By Staff Reporter
Realising that in many African countries violence against women and girls continue to be rooted in the widely accepted social norms that too often contribute to gender inequality, including male entitlement, domination and control over the bodies of women, a Liberian women and youth activist has recently urged everyone to fight for gender equality.
According to Oxfam’s research from 12 countries across Africa, Latin America and the Caribbean and the Pacific, one in three women will experience physical or sexual violence in her lifetime. Whilst there is no single cause for such violence, some of the strongest and most consistent factors are harmful social norms that contribute to gender inequality.
“These norms are based on shared beliefs and expectations about how people should behave. They include male entitlement, domination and control over the bodies of women and girls, and rigid gender roles,” the research reveals.
Miatta Darwolor is the Founder and Executive Director of Sister Aid Liberia, a women-led non-governmental organization that promotes young women and girls’ rights in political participation and leadership.

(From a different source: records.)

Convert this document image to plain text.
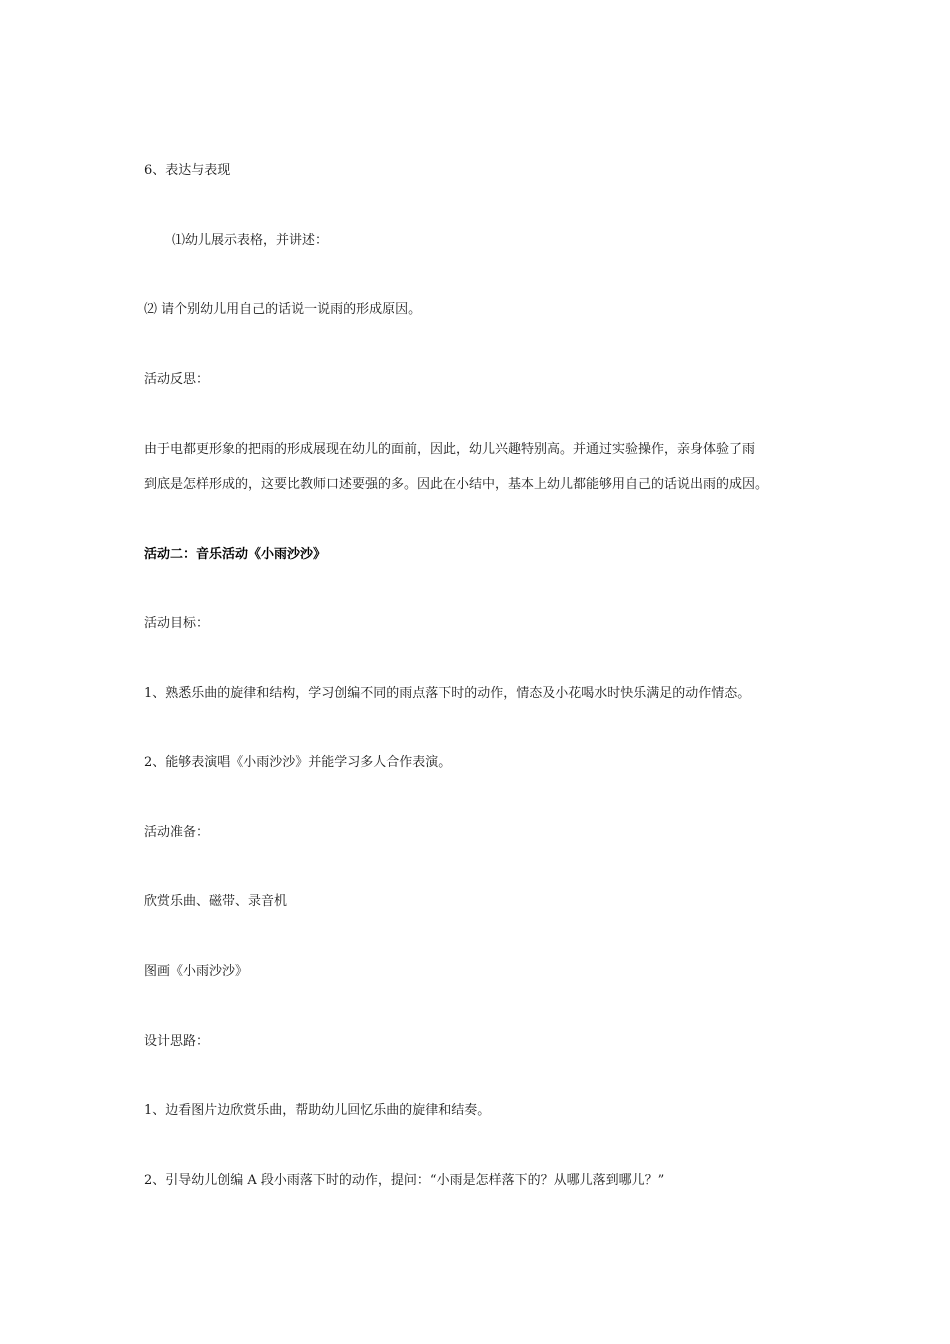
6、表达与表现

⑴幼儿展示表格，并讲述：

⑵ 请个别幼儿用自己的话说一说雨的形成原因。

活动反思：

由于电都更形象的把雨的形成展现在幼儿的面前，因此，幼儿兴趣特别高。并通过实验操作，亲身体验了雨

到底是怎样形成的，这要比教师口述要强的多。因此在小结中，基本上幼儿都能够用自己的话说出雨的成因。

活动二：音乐活动《小雨沙沙》

活动目标：

1、熟悉乐曲的旋律和结构，学习创编不同的雨点落下时的动作，情态及小花喝水时快乐满足的动作情态。

2、能够表演唱《小雨沙沙》并能学习多人合作表演。

活动准备：

欣赏乐曲、磁带、录音机

图画《小雨沙沙》

设计思路：

1、边看图片边欣赏乐曲，帮助幼儿回忆乐曲的旋律和结奏。

2、引导幼儿创编 A 段小雨落下时的动作，提问：“小雨是怎样落下的？从哪儿落到哪儿？”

The organisation is committed to prevent violence against women and girls and advocates for women-friendly policies and laws.
A women-led non-governmental organization also promotes rights advocacy and empowerment, research and policy engagements, and leadership and capacity building, mainly targeting women and girls across Liberia.
It has been learnt that Darwolor grew up in a poor family that was deeply rooted in tradition but fortunately her education opened her up to discussions on gender equality within her family where they agreed to respect and value the rights of girls and boys equally.
“Some of my sisters and aunties were members of the ‘Sande Society’, where female genital mutilation (FGM) is practiced. Fortunately, I escaped the initiation but that also meant I faced discrimination.
“I depended on scholarship programmes to attend school. When I was in high school, I managed to support my mother to go to school with my income from part-time work. Since then, I have worked with several women’s organizations to raise awareness on women’s rights and the health implications of FGM. When I advocate for women’s rights, I am standing up for the rights of my sisters, mothers and daughters. My life experiences have strengthened my resilience and fortitude,” said Darwolor.
Through information from workshops,she highlighted, her family decided to never again ‘initiate’ girls through practices such as FGM, but rather promote girls’ education.
Darwolor further explained that poverty and patriarchal system are the root causes of violence against women and girls in Liberia as she stressed the need to empower women in Africa to stand up for their rights and take up leadership positions in all spheres of life so as to solve many societal issues.
“There is also a need to bridge the gap between the young and older generations. We are not in competition and are equally relevant to the fight for gender equality in Liberia.
“Advocating for gender equality should not only be the responsibility of women’s rights organizations; it is everybody’s responsibility to take action. More men need to realize that women’s rights are human rights, promote positive masculinity and discourage negative social norms, whether at home or work.”
The African Development Report(ARD) has it that instrumentally, achieving gender equality would have numerous economic and social benefits for women, their children and for society as a whole though it also highlights that despite the numerous merits of achieving a gender equal society, men and women are far from being equal in Africa.
“Achieving equality between men and women has both intrinsic and instrumental significance. Intrinsically, women, like men, have a right to justice in all societies. Denying 50% of Africa’s population from their deserved justice and the opportunity to contribute to economic and social development impacts the continent as a whole,”ADR underscores.
Sister Aid Liberia is now working with other women’s organizations to push for the signing of the FGM bill into law in Liberia.
It is being supported by UN Women in as much as its participation in training on women’s political participation is concerned, following which they stepped it down to 50 women political aspirants and CSOs.